Dalam posisi sebagai Menlu, kepiawaian Mochtar sebagai diplomat antara lain diuji dalam menangani masalah integrasi Timor Timur yang didasari oleh Deklarasi Balibo pada November 1975 dan diperjuangkan dalam berbagai sidang internasional.
"Keberhasilan Menlu Mochtar juga perlu dicatat adalah dalam upaya menghadapi sandungan politik luar negeri RI yaitu masalah Timor Timur, karena upaya Portugal dan orang Timor Timur yang antiintegrasi di luar negeri. Indonesia mendapat hujatan di PBB dan berbagai forum internasional," kata Nugroho Wisnumurti, seorang pejabat tinggi di Kementerian Luar Negeri saat itu.
Buku yang diterbitkan oleh penerbit Kompas, Februari 2015 dengan sampul lukisan diri sang tokoh karya Basuki Abdullah (1983), berisi banyak catatan sejarah yang bisa menjadi referensi bagi pembaca.
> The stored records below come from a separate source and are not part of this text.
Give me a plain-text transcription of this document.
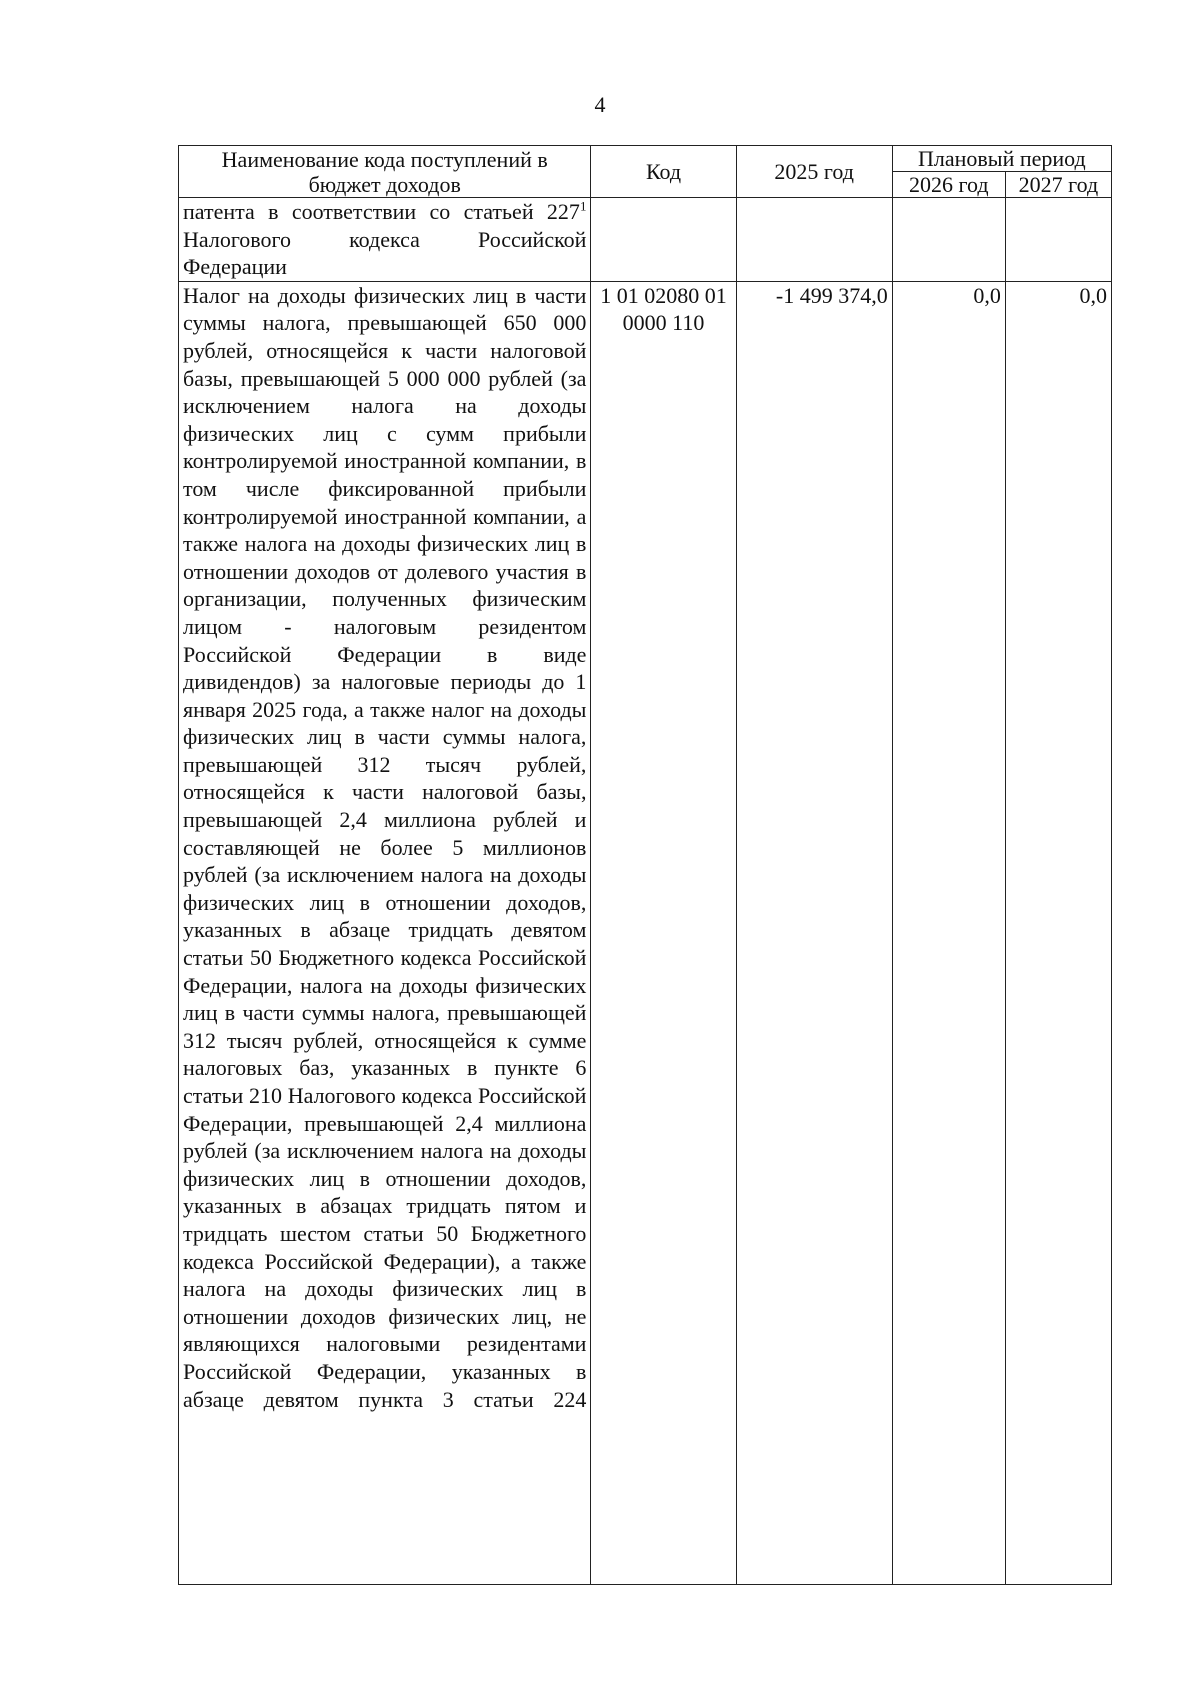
4
Наименование кода поступлений в бюджет доходов	Код	2025 год	Плановый период	
			2026 год	2027 год
патента в соответствии со статьей $227^1$ Налогового кодекса Российской Федерации				
Налог на доходы физических лиц в части суммы налога, превышающей 650 000 рублей, относящейся к части налоговой базы, превышающей 5 000 000 рублей (за исключением налога на доходы физических лиц с сумм прибыли контролируемой иностранной компании, в том числе фиксированной прибыли контролируемой иностранной компании, а также налога на доходы физических лиц в отношении доходов от долевого участия в организации, полученных физическим лицом - налоговым резидентом Российской Федерации в виде дивидендов) за налоговые периоды до 1 января 2025 года, а также налог на доходы физических лиц в части суммы налога, превышающей 312 тысяч рублей, относящейся к части налоговой базы, превышающей 2,4 миллиона рублей и составляющей не более 5 миллионов рублей (за исключением налога на доходы физических лиц в отношении доходов, указанных в абзаце тридцать девятом статьи 50 Бюджетного кодекса Российской Федерации, налога на доходы физических лиц в части суммы налога, превышающей 312 тысяч рублей, относящейся к сумме налоговых баз, указанных в пункте 6 статьи 210 Налогового кодекса Российской Федерации, превышающей 2,4 миллиона рублей (за исключением налога на доходы физических лиц в отношении доходов, указанных в абзацах тридцать пятом и тридцать шестом статьи 50 Бюджетного кодекса Российской Федерации), а также налога на доходы физических лиц в отношении доходов физических лиц, не являющихся налоговыми резидентами Российской Федерации, указанных в абзаце девятом пункта 3 статьи 224	1 01 02080 01 0000 110	-1 499 374,0	0,0	0,0
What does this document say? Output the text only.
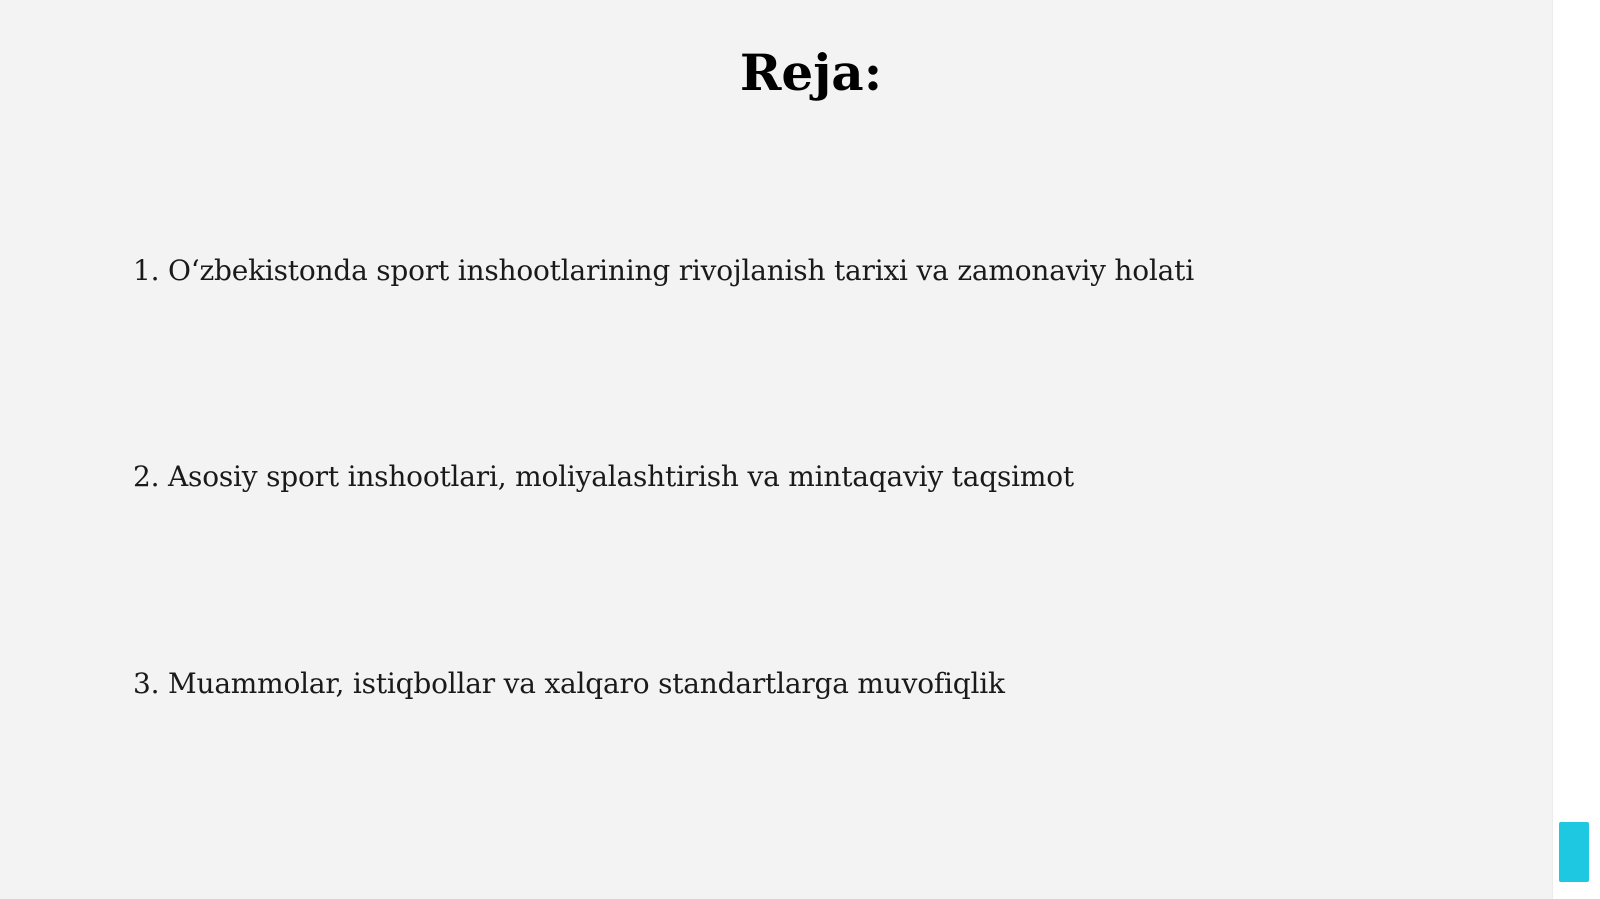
Reja:
1. O‘zbekistonda sport inshootlarining rivojlanish tarixi va zamonaviy holati
2. Asosiy sport inshootlari, moliyalashtirish va mintaqaviy taqsimot
3. Muammolar, istiqbollar va xalqaro standartlarga muvofiqlik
Dalam catatan Sekapur Sirih buku ini, Sarwono Kusumaatmadja, adik Mochtar yang kelak menyusul tiga kali menjadi menjadi menteri yaitu sebagai Menteri Pendayagunaan Aparatur Negara pada Kabinet Pembangunan V, Menteri Lingungan Hidup pada Kabinte Pembanguan VI dan sebagai Menteri Kelautan dan Perikanan pada Kabinet Persatuan Nasional (1999-2001) mengatakan bahwa rencana menerbitkan biografi atau memoar ini sudah ada lebih dari 10 tahun lalu, namun belum segera terwujud karena sulit meyakinkan Mochtar yang menganggap cerita seperti ini akan merupakan pembenaran semata-mata.
Pria yang lahir di Jakarta pada 17 April 1929 dan menikah dengan Siti Hadidjah ini memiliki putra-putri yaitu Emir Kusumaatmadja, Armida Alisyahbana yang juga pernah menjadi Menteri Negara Perencanaan Pembangunan/Kepala Bappenas pada Kabinet Indonesia Bersatu II, serta putra bungsu Askari Kusumaatmadja.
Buku yang penuh informasi ini sayangnya tidak menyediakan halaman khusus berisi biografi singkat sosok Mochtar, meskipun secara melompat-lompat pembaca bisa mendapatkan informasi seutuhnya.
Sosok putra bungsunya, Askari nyaris sulit dilacak, tertulis di bagian-bagian belakang, sementara hanya dua nama kakaknya muncul sejak awal.
Rekam Jejak Kebangsaan Mochtar Kusumaatmadja telah mengungkapkan semua sepak terjangnya untuk Indonesia dan menurut wartawan kawakan Jacob Oetama, niscaya buku ini menjadi sumber inspirasi bagi pembacanya khususnya generasi muda.